Early-Childhood Growth Faltering, Post-Infancy Recovery and Educational Outcomes in Late Childhood: Evidence from Vietnam

Working paper number
14-04
Publication Year
2014
Authors
Le Thuc Duc
Paper Abstract
We use longitudinal data on over 1,500 children born in 2001 in Vietnam to study the impact of early childhood stunting on height, lagging in schooling progression and cognitive outcomes in late childhood (age 8-10 years). Our preferred estimates utilize 2SLS estimators to control for the endogenous determination of early childhood stunting and also include control for child sex and birth order, mother’s height and BMI, household socioeconomic status, and community characteristics.

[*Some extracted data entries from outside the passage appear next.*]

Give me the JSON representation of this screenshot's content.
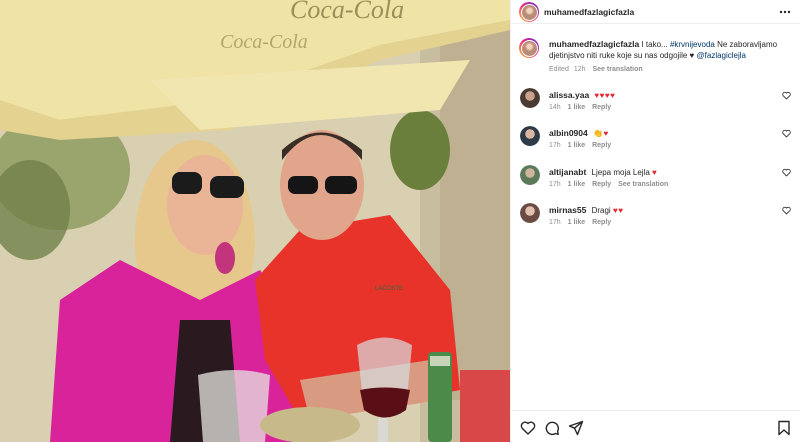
{
  "post": {
    "username": "muhamedfazlagicfazla",
    "caption": {
      "username": "muhamedfazlagicfazla",
      "text_start": "I tako...",
      "hashtag": "#krvnijevoda",
      "text_mid": "Ne zaboravljamo djetinjstvo niti ruke koje su nas odgojile",
      "heart": "♥",
      "mention": "@fazlagiclejla",
      "edited": "Edited",
      "time": "12h",
      "see_translation": "See translation"
    }
  },
  "comments": [
    {
      "username": "alissa.yaa",
      "text": "",
      "emoji": "♥♥♥♥",
      "time": "14h",
      "likes": "1 like",
      "reply": "Reply",
      "see_translation": ""
    },
    {
      "username": "albin0904",
      "text": "",
      "emoji": "👏♥",
      "time": "17h",
      "likes": "1 like",
      "reply": "Reply",
      "see_translation": ""
    },
    {
      "username": "altijanabt",
      "text": "Ljepa moja Lejla",
      "emoji": "♥",
      "time": "17h",
      "likes": "1 like",
      "reply": "Reply",
      "see_translation": "See translation"
    },
    {
      "username": "mirnas55",
      "text": "Dragi",
      "emoji": "♥♥",
      "time": "17h",
      "likes": "1 like",
      "reply": "Reply",
      "see_translation": ""
    }
  ],
  "photo": {
    "umbrella_text": "Coca-Cola",
    "shirt_logo": "LACOSTE"
  },
  "icons": {
    "more": "more-horizontal-icon",
    "heart": "heart-icon",
    "comment": "comment-icon",
    "share": "share-icon",
    "save": "bookmark-icon"
  },
  "colors": {
    "link": "#00376b",
    "heart": "#e3262f",
    "muted": "#8e8e8e"
  }
}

These estimates indicate that deficits in height-for-age at age 12 months have negative impacts on height in late childhood but not on schooling and cognitive outcomes in late childhood. The children who were stunted or moderately stunted at age 12 months display significant catch-up growth, recovering half of their deficits in height-for-age by age 8 years. Socioeconomic status in infancy has negative effects on both stunting in infancy and poor subsequent educational outcomes in late childhood, which result in significant associations between stunting in infancy and some subsequent educational outcomes in late childhood – but not causal effects once there is control for the endogenous determination of early childhood height deficits.